Friday, December 13, 2013

Friday Morning Links

Assorted content to end your week.

- Bob Hepburn writes that more Canadians approve of the idea of a guaranteed annual income than oppose it - even as the concept is all too frequently dismissed as politically unpalatable. And Stuart Trew points out that a majority of Canadians disagree with the corporate super-rights contained in the CETA and other trade agreements.

- But of course, blind support for corporate interests and opposition to a reasonable standard of living for all are neatly clustered in the Cons' caucus among other places. And Carol Goar writes that Con MPs used a Parliamentary study of inequality as yet another platform to parrot Stephen Harper's anti-social talking points.

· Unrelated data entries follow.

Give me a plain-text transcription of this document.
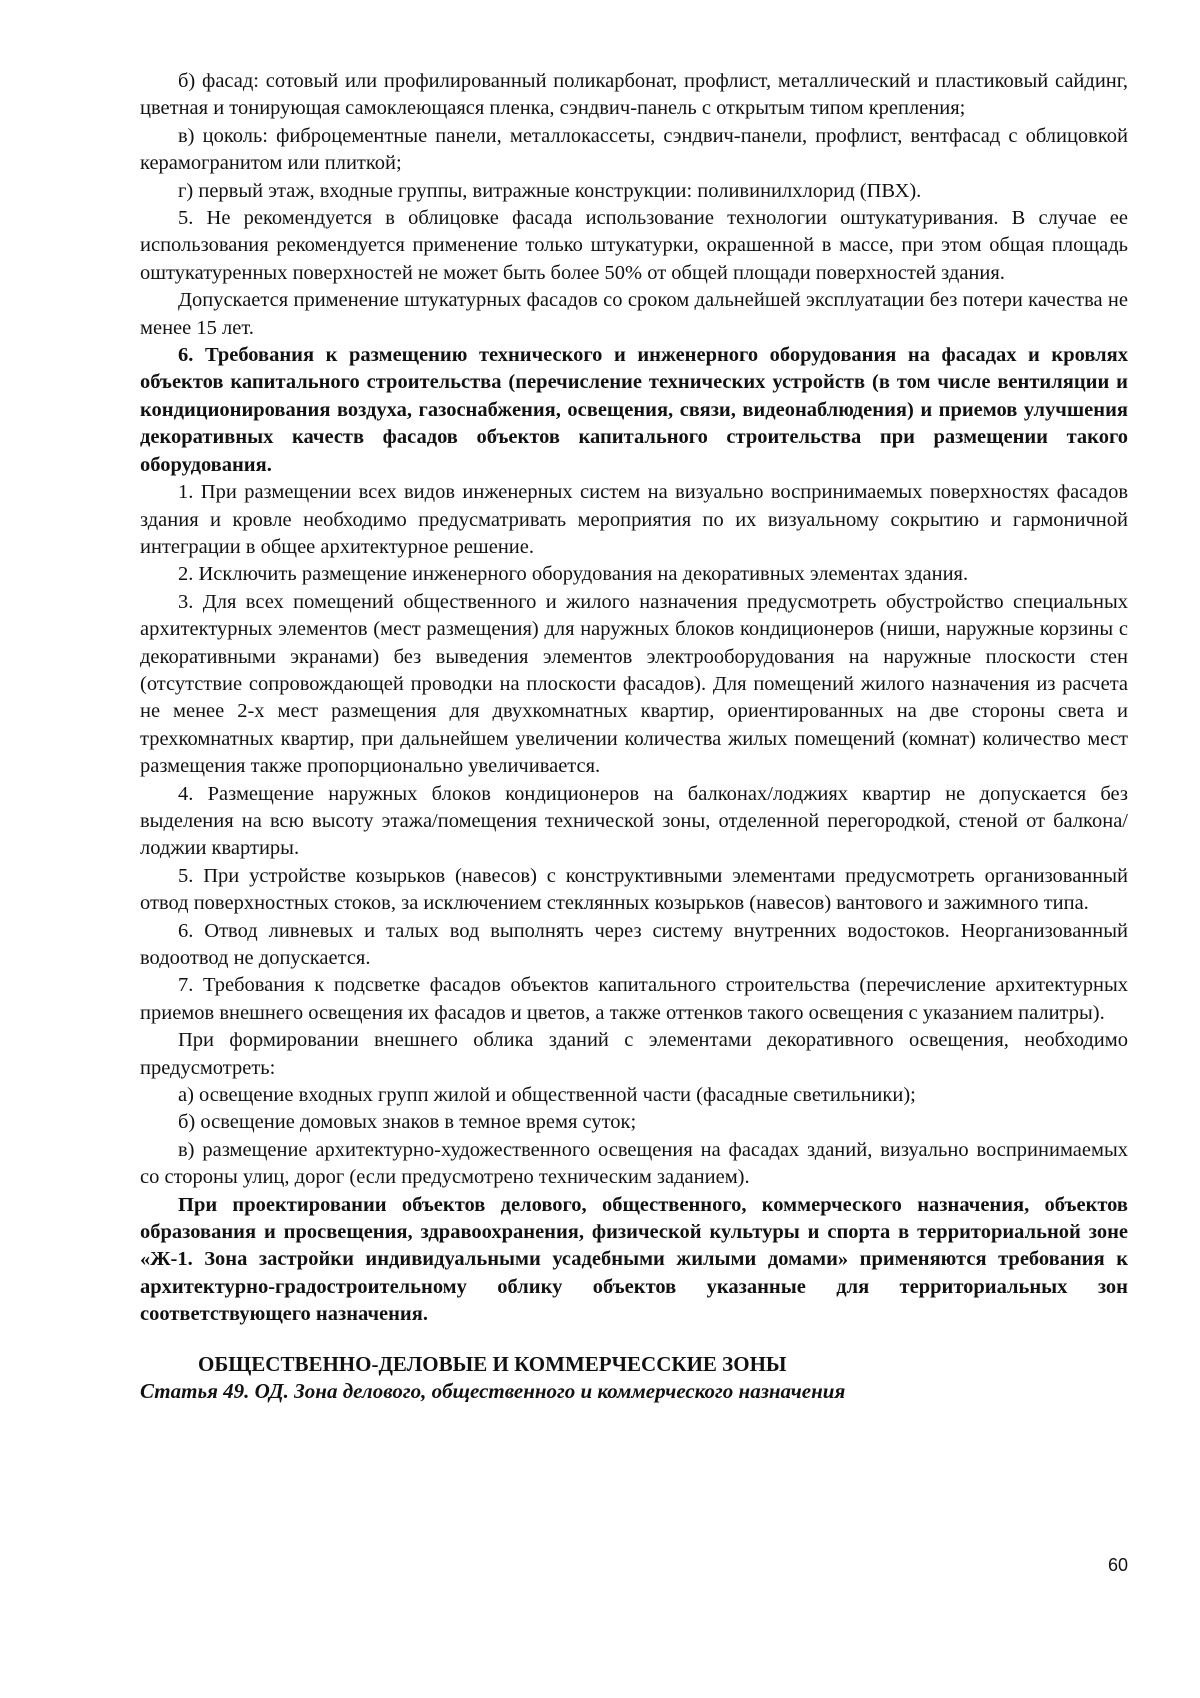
б) фасад: сотовый или профилированный поликарбонат, профлист, металлический и пластиковый сайдинг, цветная и тонирующая самоклеющаяся пленка, сэндвич-панель с открытым типом крепления;

в) цоколь: фиброцементные панели, металлокассеты, сэндвич-панели, профлист, вентфасад с облицовкой керамогранитом или плиткой;

г) первый этаж, входные группы, витражные конструкции: поливинилхлорид (ПВХ).

5. Не рекомендуется в облицовке фасада использование технологии оштукатуривания. В случае ее использования рекомендуется применение только штукатурки, окрашенной в массе, при этом общая площадь оштукатуренных поверхностей не может быть более 50% от общей площади поверхностей здания.

Допускается применение штукатурных фасадов со сроком дальнейшей эксплуатации без потери качества не менее 15 лет.

6. Требования к размещению технического и инженерного оборудования на фасадах и кровлях объектов капитального строительства (перечисление технических устройств (в том числе вентиляции и кондиционирования воздуха, газоснабжения, освещения, связи, видеонаблюдения) и приемов улучшения декоративных качеств фасадов объектов капитального строительства при размещении такого оборудования.

1. При размещении всех видов инженерных систем на визуально воспринимаемых поверхностях фасадов здания и кровле необходимо предусматривать мероприятия по их визуальному сокрытию и гармоничной интеграции в общее архитектурное решение.

2. Исключить размещение инженерного оборудования на декоративных элементах здания.

3. Для всех помещений общественного и жилого назначения предусмотреть обустройство специальных архитектурных элементов (мест размещения) для наружных блоков кондиционеров (ниши, наружные корзины с декоративными экранами) без выведения элементов электрооборудования на наружные плоскости стен (отсутствие сопровождающей проводки на плоскости фасадов). Для помещений жилого назначения из расчета не менее 2-х мест размещения для двухкомнатных квартир, ориентированных на две стороны света и трехкомнатных квартир, при дальнейшем увеличении количества жилых помещений (комнат) количество мест размещения также пропорционально увеличивается.

4. Размещение наружных блоков кондиционеров на балконах/лоджиях квартир не допускается без выделения на всю высоту этажа/помещения технической зоны, отделенной перегородкой, стеной от балкона/лоджии квартиры.

5. При устройстве козырьков (навесов) с конструктивными элементами предусмотреть организованный отвод поверхностных стоков, за исключением стеклянных козырьков (навесов) вантового и зажимного типа.

6. Отвод ливневых и талых вод выполнять через систему внутренних водостоков. Неорганизованный водоотвод не допускается.

7. Требования к подсветке фасадов объектов капитального строительства (перечисление архитектурных приемов внешнего освещения их фасадов и цветов, а также оттенков такого освещения с указанием палитры).

При формировании внешнего облика зданий с элементами декоративного освещения, необходимо предусмотреть:

а) освещение входных групп жилой и общественной части (фасадные светильники);

б) освещение домовых знаков в темное время суток;

в) размещение архитектурно-художественного освещения на фасадах зданий, визуально воспринимаемых со стороны улиц, дорог (если предусмотрено техническим заданием).

При проектировании объектов делового, общественного, коммерческого назначения, объектов образования и просвещения, здравоохранения, физической культуры и спорта в территориальной зоне «Ж-1. Зона застройки индивидуальными усадебными жилыми домами» применяются требования к архитектурно-градостроительному облику объектов указанные для территориальных зон соответствующего назначения.

ОБЩЕСТВЕННО-ДЕЛОВЫЕ И КОММЕРЧЕССКИЕ ЗОНЫ

Статья 49. ОД. Зона делового, общественного и коммерческого назначения

60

- Nick Fillmore's Tyee series on Canadian banks is well worth a read - particularly the latest installment discussing how the U.S. financial model (which is of course seeping across the border) gives priority to derivatives over the banking functions which actually serve some useful purpose for the real economy.

- pogge politely suggests that if CSEC's current Con-appointed watchdog sees his job as countering public reporting of surveillance activities (rather than investigating the accuracy of those reports), then maybe it's time for a real watchdog.

- Finally, Vanda Schmokel writes about the developing pattern of mid-winter apartment evictions in Regina. And the Evict Scrooge campaign is calling attention to both the plight of the residents losing their homes when they can least afford it, and the general lack of accessible rental housing.


  1. Anonymous11:43 a.m.

    We do not need the yappy chihuahuas de la famille Plouffe as watchdogs. We need real watchdogs. The Newfoundland is a great watchdog: gentle, intelligent, loyal and strong, but when it faces a threat, it can be vicious. I have seen them in action. Those are the kind of watchdogs we need in Canada.

  2. Anonymous2:01 p.m.

    One big problem with GAI is that there are many living in poverty with mental disabilities and addicts. These people cannot manage their money and I don't see how this will help them. They need programs that have people there to help them get through the very basic things like paying rent, eating properly and spending their money smart. With the loss of all social programs because of GIA would be a disaster for many people. Just up welfare rates etc.

    1. I'm not sure more than a few extremists would see a GAI as eliminating the need for some additional social supports - particularly in cases involving mental health and/or addiction issues.

      But since those exact issues can make it difficult to hold down consistent income streams (either through employment or through maintaining qualification for social benefits), I'd think a GAI would be highly useful to provide the assurance that a person facing those challenges can afford the basic necessities - rather than having already-limited personal resources drained by the lack of income security.